Background The pathophysiology of multiple sclerosis involves an autoimmune and a neurodegenerative mechanism. Central nervous system-infiltrating immune cells in multiple sclerosis also possess a neuroprotective activity through secretion of neurotrophins, such as brain-derived neurotrophic factor. Fingolimod was shown to slow the progression of disability and loss of brain volume.
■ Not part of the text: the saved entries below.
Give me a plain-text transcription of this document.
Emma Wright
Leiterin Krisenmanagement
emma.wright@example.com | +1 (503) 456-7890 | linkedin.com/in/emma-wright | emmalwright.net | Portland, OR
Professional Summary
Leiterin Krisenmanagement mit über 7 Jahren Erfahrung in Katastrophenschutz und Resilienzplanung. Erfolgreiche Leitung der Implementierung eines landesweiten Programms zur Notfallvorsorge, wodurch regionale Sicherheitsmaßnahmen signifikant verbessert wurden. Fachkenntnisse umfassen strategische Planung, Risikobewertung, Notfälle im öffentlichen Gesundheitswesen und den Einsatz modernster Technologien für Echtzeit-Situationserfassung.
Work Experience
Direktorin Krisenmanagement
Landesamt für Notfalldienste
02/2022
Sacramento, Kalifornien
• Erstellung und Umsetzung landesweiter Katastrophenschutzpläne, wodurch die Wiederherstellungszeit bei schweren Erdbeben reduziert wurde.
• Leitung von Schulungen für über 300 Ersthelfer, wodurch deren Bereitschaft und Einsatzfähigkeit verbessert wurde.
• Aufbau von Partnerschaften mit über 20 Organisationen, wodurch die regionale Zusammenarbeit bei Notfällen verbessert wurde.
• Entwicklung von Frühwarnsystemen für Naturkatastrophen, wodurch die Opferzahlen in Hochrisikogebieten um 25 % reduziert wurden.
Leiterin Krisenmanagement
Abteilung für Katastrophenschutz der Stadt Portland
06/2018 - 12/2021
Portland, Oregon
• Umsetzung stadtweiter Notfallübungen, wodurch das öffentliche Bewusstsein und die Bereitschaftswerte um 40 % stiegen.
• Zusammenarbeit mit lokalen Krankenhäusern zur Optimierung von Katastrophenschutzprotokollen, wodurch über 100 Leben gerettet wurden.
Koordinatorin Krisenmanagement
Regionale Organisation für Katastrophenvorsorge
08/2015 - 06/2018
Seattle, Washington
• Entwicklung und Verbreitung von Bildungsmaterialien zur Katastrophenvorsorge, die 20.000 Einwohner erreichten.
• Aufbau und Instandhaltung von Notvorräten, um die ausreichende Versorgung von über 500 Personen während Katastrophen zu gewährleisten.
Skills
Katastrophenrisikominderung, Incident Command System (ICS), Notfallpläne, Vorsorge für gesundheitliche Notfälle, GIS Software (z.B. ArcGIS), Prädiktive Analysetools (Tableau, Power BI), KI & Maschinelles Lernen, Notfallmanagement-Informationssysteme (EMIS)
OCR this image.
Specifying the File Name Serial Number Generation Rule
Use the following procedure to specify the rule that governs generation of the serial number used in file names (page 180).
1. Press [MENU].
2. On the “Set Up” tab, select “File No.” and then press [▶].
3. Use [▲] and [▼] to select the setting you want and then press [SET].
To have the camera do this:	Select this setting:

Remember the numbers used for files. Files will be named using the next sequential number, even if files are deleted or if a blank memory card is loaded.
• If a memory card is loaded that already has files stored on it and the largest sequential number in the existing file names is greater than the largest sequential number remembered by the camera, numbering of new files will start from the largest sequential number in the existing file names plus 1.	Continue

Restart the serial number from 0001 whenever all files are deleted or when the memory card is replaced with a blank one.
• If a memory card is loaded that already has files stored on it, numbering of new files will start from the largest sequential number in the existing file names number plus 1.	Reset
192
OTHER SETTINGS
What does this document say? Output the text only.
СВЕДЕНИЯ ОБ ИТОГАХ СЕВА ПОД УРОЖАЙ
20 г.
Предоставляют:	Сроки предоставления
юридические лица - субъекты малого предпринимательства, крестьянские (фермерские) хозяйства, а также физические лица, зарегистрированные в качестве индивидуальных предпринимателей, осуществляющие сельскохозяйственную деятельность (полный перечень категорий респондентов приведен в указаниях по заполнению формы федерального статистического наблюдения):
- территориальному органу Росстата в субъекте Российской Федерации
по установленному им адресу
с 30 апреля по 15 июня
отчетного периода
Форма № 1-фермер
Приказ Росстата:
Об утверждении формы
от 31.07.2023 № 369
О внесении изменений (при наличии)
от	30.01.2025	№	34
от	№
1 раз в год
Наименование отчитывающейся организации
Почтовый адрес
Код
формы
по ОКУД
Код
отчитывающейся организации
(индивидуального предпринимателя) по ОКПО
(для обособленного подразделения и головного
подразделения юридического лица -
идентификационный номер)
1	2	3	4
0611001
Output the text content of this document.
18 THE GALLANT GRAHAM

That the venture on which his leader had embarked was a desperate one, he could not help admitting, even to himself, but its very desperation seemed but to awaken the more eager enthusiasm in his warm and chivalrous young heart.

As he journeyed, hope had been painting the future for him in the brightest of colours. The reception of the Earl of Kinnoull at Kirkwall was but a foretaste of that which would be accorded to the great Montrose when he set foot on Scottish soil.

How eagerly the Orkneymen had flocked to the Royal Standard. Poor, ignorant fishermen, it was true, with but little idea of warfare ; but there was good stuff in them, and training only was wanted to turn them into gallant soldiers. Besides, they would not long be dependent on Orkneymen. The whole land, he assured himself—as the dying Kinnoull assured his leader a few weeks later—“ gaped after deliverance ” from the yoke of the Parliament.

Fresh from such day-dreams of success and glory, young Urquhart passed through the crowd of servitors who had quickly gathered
Objective The objective of this study was to explore whether fingolimod induces secretion of neurotrophins by immune cells. Methods Blood was drawn from 21 patients before the initiation of treatment with fingolimod and at 6 and 12 months of follow-up. The levels of the neurotrophic factors brain-derived neurotrophic factor, glial cell-derived neurotrophic factor, β-nerve growth factor, neurotrophin-3, neurotrophin-4, basic fibroblast growth factor, epidermal growth factor, and vascular endothelial growth factor were screened in the supernatants of separated T cells and monocyte cultures using a customized, multiplex enzyme-linked immunosorbent assay. Brain-derived neurotrophic factor levels were further validated by a specific enzyme-linked immunosorbent assay. Results Treatment with fingolimod significantly increased brain-derived neurotrophic factor secretion from T cells. A specific enzyme-linked immunosorbent assay confirmed these results in the supernatant of T cells after 6 and 12 months of therapy. Conclusions T cells that reach the bloodstream of fingolimod-treated patients with multiple sclerosis may contribute to the neuroprotective effect of this therapy by increased secretion of brain-derived neurotrophic factor. This mechanism of action of fingolimod in patients with multiple sclerosis has not been previously reported.